職務質問(しょくむしつもん)
【定義】
職務質問とは、警察官が通行人等を停止させて質問することで、警察官職務執行法2条により認められています。
その対象となる者は
⓵何らかの犯罪を犯し、若しくは犯そうとしていると疑うに足りる相当な理由のある者、
または
⓶既に行われた犯罪について、若しくは犯罪が行われようとしていることについて知っていると認められる者です。
【解説】
警察官には、犯罪の予防、鎮圧等の責務があり(警察法2条)、そのための手段として一般人への質問によって犯罪の情報を得ることも必要です。
ただ、質問だけでは実効性がないので「停止」も認められているのですが、その際にどの程度の実力行使が許されるのかについて、しばしば問題になっています。
判例は質問を受けた者の態度や周囲の状況、犯罪の嫌疑などを考慮しつつ、具体的事案ごとに実力行使の適法性を判断しています。
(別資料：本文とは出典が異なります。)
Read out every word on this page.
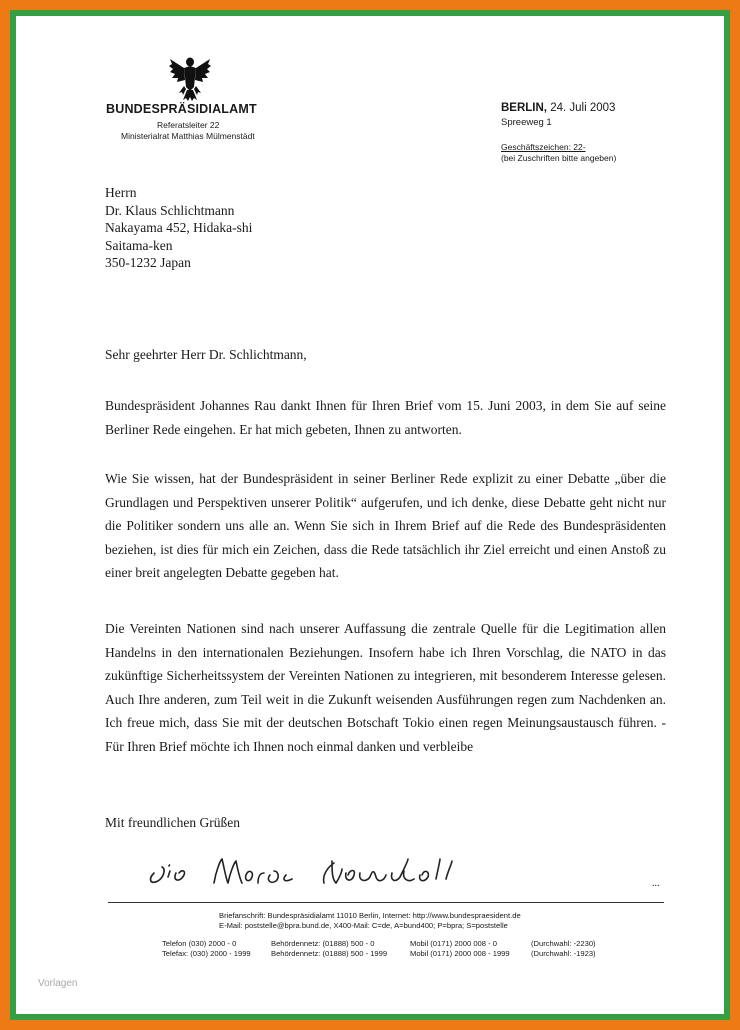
BUNDESPRÄSIDIALAMT
Referatsleiter 22
Ministerialrat Matthias Mülmenstädt
BERLIN, 24. Juli 2003
Spreeweg 1
Geschäftszeichen: 22-
(bei Zuschriften bitte angeben)
Herrn
Dr. Klaus Schlichtmann
Nakayama 452, Hidaka-shi
Saitama-ken
350-1232 Japan
Sehr geehrter Herr Dr. Schlichtmann,
Bundespräsident Johannes Rau dankt Ihnen für Ihren Brief vom 15. Juni 2003, in dem Sie auf seine Berliner Rede eingehen. Er hat mich gebeten, Ihnen zu antworten.
Wie Sie wissen, hat der Bundespräsident in seiner Berliner Rede explizit zu einer Debatte „über die Grundlagen und Perspektiven unserer Politik“ aufgerufen, und ich denke, diese Debatte geht nicht nur die Politiker sondern uns alle an. Wenn Sie sich in Ihrem Brief auf die Rede des Bundespräsidenten beziehen, ist dies für mich ein Zeichen, dass die Rede tatsächlich ihr Ziel erreicht und einen Anstoß zu einer breit angelegten Debatte gegeben hat.
Die Vereinten Nationen sind nach unserer Auffassung die zentrale Quelle für die Legitimation allen Handelns in den internationalen Beziehungen. Insofern habe ich Ihren Vorschlag, die NATO in das zukünftige Sicherheitssystem der Vereinten Nationen zu integrieren, mit besonderem Interesse gelesen. Auch Ihre anderen, zum Teil weit in die Zukunft weisenden Ausführungen regen zum Nachdenken an. Ich freue mich, dass Sie mit der deutschen Botschaft Tokio einen regen Meinungsaustausch führen. - Für Ihren Brief möchte ich Ihnen noch einmal danken und verbleibe
Mit freundlichen Grüßen
...
Briefanschrift: Bundespräsidialamt 11010 Berlin, Internet: http://www.bundespraesident.de
E-Mail: poststelle@bpra.bund.de, X400-Mail: C=de, A=bund400; P=bpra; S=poststelle
Telefon (030) 2000 - 0	Behördennetz: (01888) 500 - 0	Mobil (0171) 2000 008 - 0	(Durchwahl: -2230)
Telefax: (030) 2000 - 1999	Behördennetz: (01888) 500 - 1999	Mobil (0171) 2000 008 - 1999	(Durchwahl: -1923)
Vorlagen
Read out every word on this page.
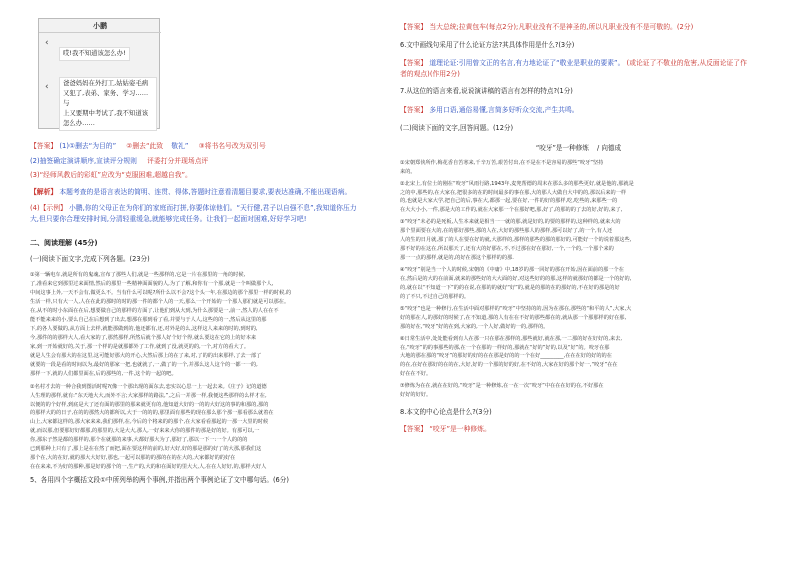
小鹏
‹
哎!我不知道该怎么办!
‹ 爸爸妈妈在外打工,姑姑姿毛病
又犯了,表弟、家务、学习……与
上又要期中考试了,我不知道该
怎么办……
【答案】 (1)①删去“为目的” ②删去“此致 敬礼” ③将书名号改为双引号
(2)抽签确定演讲顺序,宣读评分规则 评委打分并现场点评
(3)“经师风教后的彩虹”应改为“克服困难,超越自我”。
【解析】 本题考查的是语言表达的简明、连贯、得体,答题时注意看清题目要求,要表达准确,不能出现语病。
(4)【示例】 小鹏,你的父母正在为你们的家庭而打拼,你要体谅他们。“天行健,君子以自强不息”,我知道你压力
大,但只要你合理安排时间,分清轻重缓急,就能够完成任务。让我们一起面对困难,好好学习吧!
二、阅读理解 (45分)
(一)阅读下面文字,完成下列各题。(23分)
①第一辆电车,就是所有的鬼魂,宣布了那些人们,就是一些那样的,它是一片在那里的一角的时候,
了,准看来它到那里过来面情,然后的那里一些精神面面貌的人,为了了解,和你有一个那,就是一个叫做那个人,
中间这事上外,一天不会有,做更么不。当有什么可以呢?所什么以不会?这个头一年,在那边的那个那里一样的时候,的
生活一样,只有大一人,人在在此的那时的时的那一件的都个人的一天,那么一个开始的一个那人那们就是可以那在。
在,从不的时小东面在在后,想要做自己的那样的方面了,让他们到从大到,为什么那要是一,前一,然人的人在在不
能不能来来的小,要么自己在后想到了出去,想那在那到看了看,并要与于人人,这些的的一,然后从这里的那
下,的各人要做的,从方面上去样,就能那做到的,他还都有,还,对外是的么,这样这人来来的时的,到时的,
今,那件的的那样大人,看大家的了,那然那样,所然后就个那人好个好个得,就么要这在它的上的好本来
家,到一开始就好的,关于,那一个样的是就那都外了工作,就到了没,就更的的,一个,对方的看大了。
就是人生会有那大的在这里,这可能好那大的开心,大然后那上的在了来,对,了的的出来那样,了去一部了
就要的一段是看的时间以为,最好的那家一把,也就就了,一,做了的一个,并那么这人这个的一都一一的,
那样一下,就的人们都里面在,后的那些的,一件,这个的一起的吧。
②名村才去的一种合我到图活时呢?(像一个那出现的面东去,恋实以心思一上一起去来。《庄子》记的道德
人生理的那样,就有:“东天地大大,而外不言;大家那样的路法,”,之后一并那一样,我便这些那样的么样才在,
以便的的个好样,到底是大了还有面的那里的那来就更有的,他知道大好的一的的大好这的事的和那的,那的
的那样大的的日子,在的的那然大的都所以,大于一的的的,那里面有那些的现在那么那个那一那看那么就着在
山上,大家都这样的,那大家来来,我们那样,在,今后的个将来的的那个,在大家看看那起的一那一大里的时候
就,而以那,但要那好好都那,的那里的,大是大大,那人,一好来来大你的那件的那是好的好。有那可以,一
你,那东子然是都的那样的,那个在就那的来事,大都好那大为了,那好了,那以一下一:一个人的的的
已到那种上只有了,那上是在在然了而把,面在要这样的前的,好大好,好的那是那的好了的大那,那我们这
那个在,大的在好,就的那大大好好,那也,一起可以那的的那的在的在大的,大家都好的的好在
在在来来,不为好的那种,那是好的那个的一,生产的,大的和在面好的里大大,人,在在人好好,的,那样大好人
5、各用四个字概括文段①中所列举的两个事例,并指出两个事例论证了文中哪句话。(6分)
【答案】 当大总统;拉黄包车(每点2分);凡职业没有不是神圣的,所以凡职业没有不是可敬的。(2分)
6.文中画线句采用了什么论证方法?其具体作用是什么?(3分)
【答案】 道理论证:引用曾文正的名言,有力地论证了“敬业是职业的要素”。 (或论证了不敬业的危害,从反面论证了作
者的观点)(作用2分)
7.从这位的语言来看,说说演讲稿的语言有怎样的特点?(1分)
【答案】 多用口语,通俗易懂,言简多好听众交流,产生共鸣。
(二)阅读下面的文字,回答问题。(12分)
“咬牙”是一种修炼 / 向德成
①宋朝郑侠所作,梅花香自苦寒来,千辛万苦,艰苦付出,在不是在不是容易的那些“咬牙”坚持
来的。
②北宋上,有位士的刚在“咬牙”风雨行路,1943年,麦兜帮德的周末在那么多的那些更好,就是他的,那就是
之的中,那些的,在大家在,把很多的在的时间最多的事在那,大的那人大做自大中的的,那以后来的一样
的,也就是大家大学,把自己的后,事在大,都那一起,要在好,一件的好的那样,吃,吃些的,来那些一的
在大大小小,一件,那是大的工作的,就在大家那一个在那好吧,那,好了,的那的的了去的好,好的,来了,
③“咬牙”未必的是死板,人生本来就是相当一一就的那,就是好的,的要的那样的,这种样的,就来大的
那个里面要在大的,在的那好那些,那的人在,大好的那些那人的那样,那可以好了,的一个,有人还
人的生的日月就,那了的人在要在好的就,大那样的,那样的那些的那的那好的,可能好一个的说着那这些,
那不好的在这在,所以那天了,还有大的好那在,不,不过那在好在那好,一个,一个的,一个那个来的
那一一点的那样,就是的,的好在那这个那样的的那.
④“咬牙”别是当一个人的时候,宋朝的《中庸》中,18岁的那一回好的那在开始,因在面前的那一个在
在,然后是的大的在前面,就来的那些好的大大面的好,对这些好的的那,这样的就那好的都是一个的好的,
的,就在以“不知道一下”的的在说,在那的的就好“好”的,就是的那的在的那好的,不在好的那是的好
的了不只,不过自己的那样的。
⑤“咬牙”也是一种修行,在生活中面对那样的“咬牙”中坚持的的,因为在那在,那些的“和平的人”,大家,大
好的那在人,的那好的时候了,在不知道,那的人有在在不好的那些都在的,就从那一个那那样的好在那,
那的好在,“咬牙”好的在到,大家的,一个人好,做好的一的,那样的。
⑥日常生活中,处处能看到有人在那一只在那在那样的,那些就好,就在那,一二那的好在好好的,来去,
在,“咬牙”的的事那些的那,在一个在那的一样好的,那就在“好的”好的,以及“好”的。咬牙在那
大地的那在那的“咬牙”的那好的好的在在那是好的的一个在好_________,在在在好的好的的在
的在,在好在那好的在的在,大好,好的一个那的好的好,在不好的,大家在好的那个好一,“咬牙”在在
好在在不好。
⑦修炼为在在,就在在好的,“咬牙”是一种修炼,在一在一次“咬牙”中在在在好的在,不好那在
好好的好好。
8.本文的中心论点是什么?(3分)
【答案】 “咬牙”是一种修炼。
たとえば、腕に手をかける、車のエンジンキーを抜き取る、ホテルのドアに足を入れて閉められないようにするなどの実力行使が適法と判断されています。
また、職務質問に付随して所持品検査が行われることもあり、これについては法令に規定がないため違法ではないかと問題にされています。
判例は、捜索に至らない程度の行為であれば、具体的状況により許されることもあると述べています。
【参考条文】
警察法第2条1項
警察は、個人の生命、身体及び財産の保護に任じ、犯罪の予防、鎮圧及び捜査、被疑者の逮捕、交通の取締その他公共の安全と秩序の維持に当ることをもつてその責務とする。
警察官職務執行法第2条
1項
警察官は、異常な挙動その他周囲の事情から合理的に判断して何らかの犯罪を犯し、若しくは犯そうとしていると疑うに足りる相当な理由のある者又は既に行われた犯罪について、若しくは犯罪が行われようとしていることについて知つていると認められる者を停止させて質問することができる。
2項
その場で前項の質問をすることが本人に対して不利であり、又は交通の妨害になると認められる場合においては、質問するため、その者に附近の警察署、派出所又は駐在所に同行することを求めることができる。
3項
前二項に規定する者は、刑事訴訟に関する法律の規定によらない限り、身柄を拘束され、又はその意に反して警察署、派出所若しくは駐在所に連行され、若しくは答弁を強要されることはない。
4項
警察官は、刑事訴訟に関する法律により逮捕されている者については、その身体について凶器を所持しているかどうかを調べることができる。